Activist calls for land audit 

Activist calls for land audit 

Iuze Mukube 

Social justice activist Shaun Gariseb has called on the government to carry out a comprehensive land audit, arguing that corruption and land injustice have impeded equitable land distribution. 

The activist, who has embarked on a cross-country fact-finding mission, stated that the Ancestral Land Foundation (Alfon) and the /Khomanin Landless People’s Association will seek a court order to compel the government into a “land audit” from independence till now. 

Gariseb stated that a detailed audit is necessary to expose how the /Khomanin are subjected to land injustice and the land corruption by white farmers and black Namibians. 

Crucially, the activist pointed out that white commercial farmers are allegedly not reporting on unoccupied farms but share the farms when the owner dies. 

He stated this has happened in the Danie Botha and Estherhuizen area and at a lot of farms in the Nossob area. 

“This is organised crime; they do this because they don’t want /Khomanin people resettled on their indigenous land or the farms redistributed in accordance with Article 16(2) of the Namibian Constitution, land reform objectives and policies,” he said. 

“There is just a lot of unoccupied land; these people must just be told to coexist.
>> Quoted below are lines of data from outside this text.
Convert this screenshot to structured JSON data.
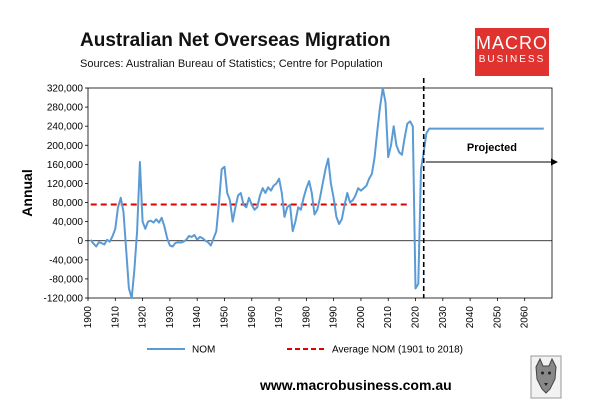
{
  "header": {
    "title": "Australian Net Overseas Migration",
    "subtitle": "Sources: Australian Bureau of Statistics; Centre for Population"
  },
  "logo": {
    "line1": "MACRO",
    "line2": "BUSINESS"
  },
  "footer": {
    "website": "www.macrobusiness.com.au"
  },
  "colors": {
    "nom_line": "#5b9bd5",
    "average_line": "#e00000",
    "logo_bg": "#e0332f"
  },
  "chart_data": {
    "type": "line",
    "title": "Australian Net Overseas Migration",
    "subtitle": "Sources: Australian Bureau of Statistics; Centre for Population",
    "ylabel": "Annual",
    "xlabel": "",
    "xlim": [
      1900,
      2070
    ],
    "ylim": [
      -120000,
      320000
    ],
    "x_ticks": [
      1900,
      1910,
      1920,
      1930,
      1940,
      1950,
      1960,
      1970,
      1980,
      1990,
      2000,
      2010,
      2020,
      2030,
      2040,
      2050,
      2060
    ],
    "y_ticks": [
      -120000,
      -80000,
      -40000,
      0,
      40000,
      80000,
      120000,
      160000,
      200000,
      240000,
      280000,
      320000
    ],
    "y_tick_labels": [
      "-120,000",
      "-80,000",
      "-40,000",
      "0",
      "40,000",
      "80,000",
      "120,000",
      "160,000",
      "200,000",
      "240,000",
      "280,000",
      "320,000"
    ],
    "grid": false,
    "legend_position": "bottom",
    "series": [
      {
        "name": "NOM",
        "x": [
          1901,
          1902,
          1903,
          1904,
          1905,
          1906,
          1907,
          1908,
          1909,
          1910,
          1911,
          1912,
          1913,
          1914,
          1915,
          1916,
          1917,
          1918,
          1919,
          1920,
          1921,
          1922,
          1923,
          1924,
          1925,
          1926,
          1927,
          1928,
          1929,
          1930,
          1931,
          1932,
          1933,
          1934,
          1935,
          1936,
          1937,
          1938,
          1939,
          1940,
          1941,
          1942,
          1943,
          1944,
          1945,
          1946,
          1947,
          1948,
          1949,
          1950,
          1951,
          1952,
          1953,
          1954,
          1955,
          1956,
          1957,
          1958,
          1959,
          1960,
          1961,
          1962,
          1963,
          1964,
          1965,
          1966,
          1967,
          1968,
          1969,
          1970,
          1971,
          1972,
          1973,
          1974,
          1975,
          1976,
          1977,
          1978,
          1979,
          1980,
          1981,
          1982,
          1983,
          1984,
          1985,
          1986,
          1987,
          1988,
          1989,
          1990,
          1991,
          1992,
          1993,
          1994,
          1995,
          1996,
          1997,
          1998,
          1999,
          2000,
          2001,
          2002,
          2003,
          2004,
          2005,
          2006,
          2007,
          2008,
          2009,
          2010,
          2011,
          2012,
          2013,
          2014,
          2015,
          2016,
          2017,
          2018,
          2019,
          2020,
          2021,
          2022,
          2023,
          2024,
          2025,
          2026,
          2027,
          2028,
          2029,
          2030,
          2031,
          2032,
          2033,
          2034,
          2035,
          2036,
          2037,
          2038,
          2039,
          2040,
          2041,
          2042,
          2043,
          2044,
          2045,
          2046,
          2047,
          2048,
          2049,
          2050,
          2051,
          2052,
          2053,
          2054,
          2055,
          2056,
          2057,
          2058,
          2059,
          2060,
          2061,
          2062,
          2063,
          2064,
          2065,
          2066,
          2067
        ],
        "values": [
          2000,
          -6000,
          -12000,
          -3000,
          -5000,
          -8000,
          2000,
          -2000,
          10000,
          25000,
          70000,
          90000,
          60000,
          -20000,
          -100000,
          -120000,
          -60000,
          20000,
          165000,
          40000,
          25000,
          40000,
          42000,
          38000,
          45000,
          38000,
          48000,
          30000,
          5000,
          -10000,
          -12000,
          -5000,
          -3000,
          -4000,
          -2000,
          2000,
          10000,
          8000,
          12000,
          2000,
          8000,
          5000,
          0,
          -3000,
          -10000,
          5000,
          20000,
          80000,
          150000,
          155000,
          100000,
          85000,
          40000,
          70000,
          95000,
          100000,
          75000,
          70000,
          90000,
          75000,
          65000,
          70000,
          95000,
          110000,
          100000,
          112000,
          105000,
          115000,
          120000,
          130000,
          100000,
          50000,
          70000,
          75000,
          20000,
          40000,
          70000,
          65000,
          90000,
          110000,
          125000,
          100000,
          55000,
          65000,
          90000,
          120000,
          150000,
          172000,
          120000,
          90000,
          50000,
          35000,
          45000,
          75000,
          100000,
          80000,
          85000,
          95000,
          110000,
          105000,
          110000,
          115000,
          130000,
          140000,
          175000,
          230000,
          280000,
          320000,
          290000,
          175000,
          200000,
          240000,
          200000,
          185000,
          180000,
          215000,
          245000,
          250000,
          240000,
          -100000,
          -90000,
          150000,
          185000,
          225000,
          235000,
          235000,
          235000,
          235000,
          235000,
          235000,
          235000,
          235000,
          235000,
          235000,
          235000,
          235000,
          235000,
          235000,
          235000,
          235000,
          235000,
          235000,
          235000,
          235000,
          235000,
          235000,
          235000,
          235000,
          235000,
          235000,
          235000,
          235000,
          235000,
          235000,
          235000,
          235000,
          235000,
          235000,
          235000,
          235000,
          235000,
          235000,
          235000,
          235000,
          235000,
          235000,
          235000
        ]
      },
      {
        "name": "Average NOM (1901 to 2018)",
        "x": [
          1901,
          2018
        ],
        "values": [
          76000,
          76000
        ]
      }
    ],
    "annotations": [
      {
        "text": "Projected",
        "x_start": 2023
      }
    ]
  }
}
That’s what they don’t want; even in urban areas, they don’t live with blacks. It’s 2026, for heaven’s sake. We must learn to coexist,” he added. 

He commended the government for exploring new initiatives, such as the proposed Land Bill, which aims to promote local land ownership and regulate foreign ownership. 

Gariseb also stated that a detailed audit would establish who owns land, as many farms like Friedrichsruh (no. 13), a farm located 80 km southeast of Windhoek, are open and unoccupied, pointing out that the old man who used to take care of the farm died last year. 

“We have all the information on what’s going on in our country, especially our Khomas region. The resettlement programme has never favoured / Khomanin,” he said, adding that other Namibian ethnic groups are favoured to the /Khomanin’s detriment. 

“It is a shame when you see the resettlement list since independence; in our regions where our tribes are at least supposed to dominate, it is the northerners, who already have land, that are resettled on the farms,” he added. 

“The land injustice is tangible; the Ministry of Agriculture, Fisheries, Water and Land Reform has a deliberate agenda against /Khomanin people. There’s no need to bother selfish white farmers for the land they (stole) and have, as long as they don’t destroy gravesites.” he said. 

He further urged the government to buy back land from absentee landowners and from those deceased owners who leave the land unoccupied. On the government’s side, the Land Bill tabled in parliament by land reform minister Inge Zaamwani proposes a raft of changes, among them scrapping the controversial “willing buyer, willing seller” clause, which many blame for Namibia’s snail-paced land reform agenda. 

Zaamwani has called the Bill a “transformative instrument” that aims to correct historical land dispossession and promote fair access to land. 

Once passed into law, the bill is expected to bring major changes to land ownership and redistribution.